Llegué ayer. Este es un lugar sin interés. Estoy alojado en una habitación de quince tatamis. Ayer di una propina de cinco yenes a los de la posada. La dueña me ha hecho hoy una reverencia tan grande que tocó el suelo con la frente. Anoche no pude dormir. Soñé que estabas comiéndote esos dulces que me dijiste, con las hojas de bambú y todo. Iré a verte el próximo verano. Hoy fui a la escuela y puse motes a todos los profesores. El director es el Mapache. El director de estudios es el Camisarroja. El profesor de inglés es el Calabaza, el de matemáticas el Puercoespín, y el de arte el Bufón. Bueno, ahora estoy muy ocupado. Adiós.
Me sentí bien después de terminar la carta. Me tumbé en el suelo, estiré los brazos y las piernas, y me abandoné al sueño. Esta vez dormí profundamente, y no soñé con nada.
Me despertó una potente voz:
—¡Así que esta es la habitación!
Cuando logré abrir los ojos, sobresaltado, vi que delante de mí estaba el Puercoespín. Antes de que me hubiera desperezado del todo, él ya había comenzado a hablar:
—Siento despertarte. Tus clases…
Al principio, no comprendía ni una palabra de lo que me estaba diciendo. Luego, deduje que las clases que me había asignado en un principio no eran las más difíciles, así que me relajé. De haberlo sabido antes, creo que podría haber empezado a trabajar al día siguiente de mi llegada, no dos días después. Cuando acabó de explicarme mis tareas como profesor, me dijo, como si ya lo tuviera decidido, que obviamente no creía que fuera mi intención permanecer en esa posada mucho tiempo más.
—Conozco una pensión en la que te pueden alquilar una habitación. Si dejas que te presente, seguro que te la alquilan sin problema. Y cuanto antes lo hagamos, mejor. No sería mala idea —continuó— ir a verla hoy mismo para que te puedas mudar mañana, antes de que comiencen tus clases.

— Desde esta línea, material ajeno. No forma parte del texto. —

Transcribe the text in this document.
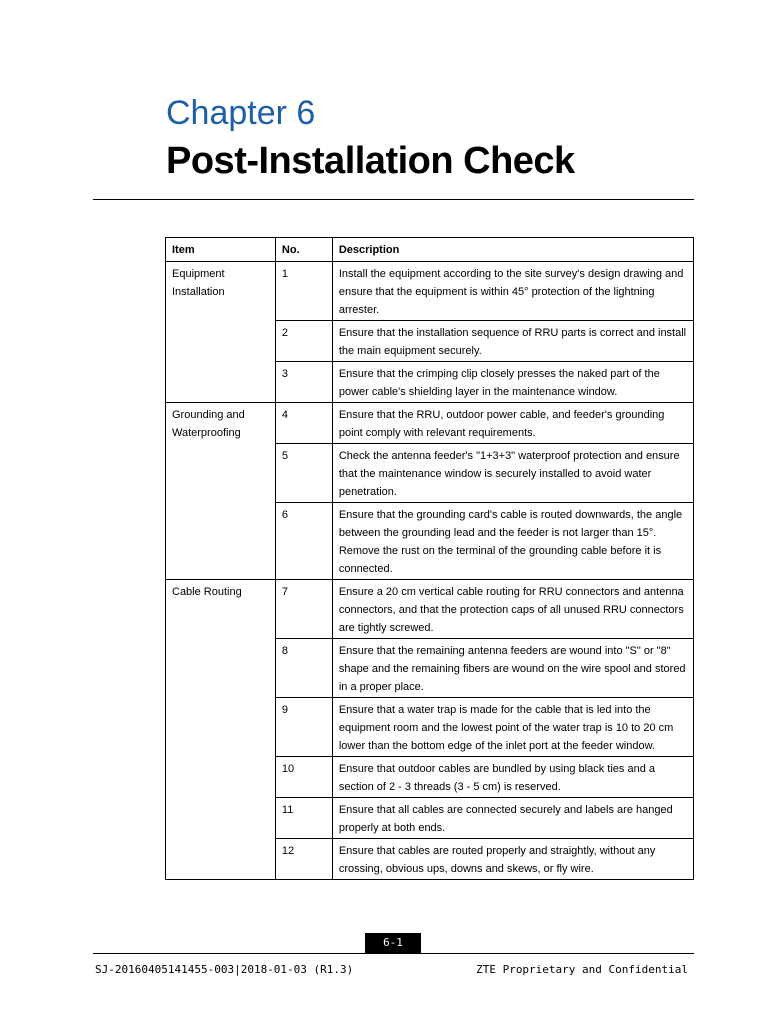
Chapter 6
Post-Installation Check
Item	No.	Description
Equipment Installation	1	Install the equipment according to the site survey's design drawing and ensure that the equipment is within 45° protection of the lightning arrester.
	2	Ensure that the installation sequence of RRU parts is correct and install the main equipment securely.
	3	Ensure that the crimping clip closely presses the naked part of the power cable's shielding layer in the maintenance window.
Grounding and Waterproofing	4	Ensure that the RRU, outdoor power cable, and feeder's grounding point comply with relevant requirements.
	5	Check the antenna feeder's "1+3+3" waterproof protection and ensure that the maintenance window is securely installed to avoid water penetration.
	6	Ensure that the grounding card's cable is routed downwards, the angle between the grounding lead and the feeder is not larger than 15°. Remove the rust on the terminal of the grounding cable before it is connected.
Cable Routing	7	Ensure a 20 cm vertical cable routing for RRU connectors and antenna connectors, and that the protection caps of all unused RRU connectors are tightly screwed.
	8	Ensure that the remaining antenna feeders are wound into "S" or "8" shape and the remaining fibers are wound on the wire spool and stored in a proper place.
	9	Ensure that a water trap is made for the cable that is led into the equipment room and the lowest point of the water trap is 10 to 20 cm lower than the bottom edge of the inlet port at the feeder window.
	10	Ensure that outdoor cables are bundled by using black ties and a section of 2 - 3 threads (3 - 5 cm) is reserved.
	11	Ensure that all cables are connected securely and labels are hanged properly at both ends.
	12	Ensure that cables are routed properly and straightly, without any crossing, obvious ups, downs and skews, or fly wire.
6-1
SJ-20160405141455-003|2018-01-03 (R1.3)	ZTE Proprietary and Confidential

Era verdad: no podía continuar indefinidamente en la elegante habitación en la que me alojaba. Mi salario no me lo permitiría. Me dio rabia pensar en dejar la posada después de haber dado los cinco yenes de propina, pero en vista de que debía irme, lo mejor sería hacerlo cuanto antes. Le pedí al Puercoespín que me presentara a los dueños de la pensión.
—¿Por qué no vamos juntos? —le dije.
La pensión estaba situada en un lugar muy tranquilo, en la ladera de una colina, a las afueras de la ciudad. El dueño era un anticuario llamado Ikagin.
[17]
Su mujer parecía cuatro o cinco años mayor que él. Cuando iba a la escuela alguien me enseñó la palabra
witch
en clase de inglés. Significaba «bruja». Pues bien, esta mujer parecía una auténtica
witch
. Pero no era yo el que estaba casado con ella, de modo que me daba igual.
Cerramos el trato con los dueños, y acordamos que al día siguiente ya podría mudarme a mi nueva habitación. En el camino de vuelta a la posada, Puercoespín me invitó a un sorbete. Nada más conocerlo me había parecido un tipo bruto y arrogante, pero ahora que hacía todas esas cosas por mí, ya no lo veía del mismo modo. Supongo que se trataba de alguien impulsivo, y con genio, como yo. Más tarde me enteré de que era el profesor más apreciado por los estudiantes.
P
or fin llegó el momento de empezar mis clases. Cuando entré en el aula y me vi sobre la tarima, me sentí muy extraño. Mientras daba la lección, me preguntaba si en realidad servía para eso. Los estudiantes eran muy ruidosos. Por alguna razón, se dirigían a mí en voz muy alta, casi gritando. Cuando lo hacían, no dejaban de increparme: «profesor esto» o «profesor aquello», lo que me hacía sentir incómodo. Yo había utilizado esa palabra a todas horas cuando estudiaba en la escuela superior de ciencias físicas, pero una cosa es usarla uno mismo, y otra que la usen contigo. Oírla me producía una especie de sensación de cosquilleo en la planta de los pies. No me considero un cobarde; tampoco un pusilánime. Pero desgraciadamente, a veces los nervios me acaban traicionando. Cada vez que uno de los alumnos se levantaba y me increpaba «profesor, profesor», yo me asustaba igual que cuando caminaba por Tokio con el estómago vacío, y entonces sonaba el cañonazo que marcaba las doce del mediodía en el Palacio Imperial. Sin embargo, me las arreglé bastante bien para pasar esa primera clase sin incidentes, sobre todo porque nadie me preguntó nada muy difícil. Cuando volví a la sala de profesores, el Puercoespín me preguntó qué tal me había ido mi primera clase. Le respondí con un lacónico «bien», y él pareció quedarse satisfecho.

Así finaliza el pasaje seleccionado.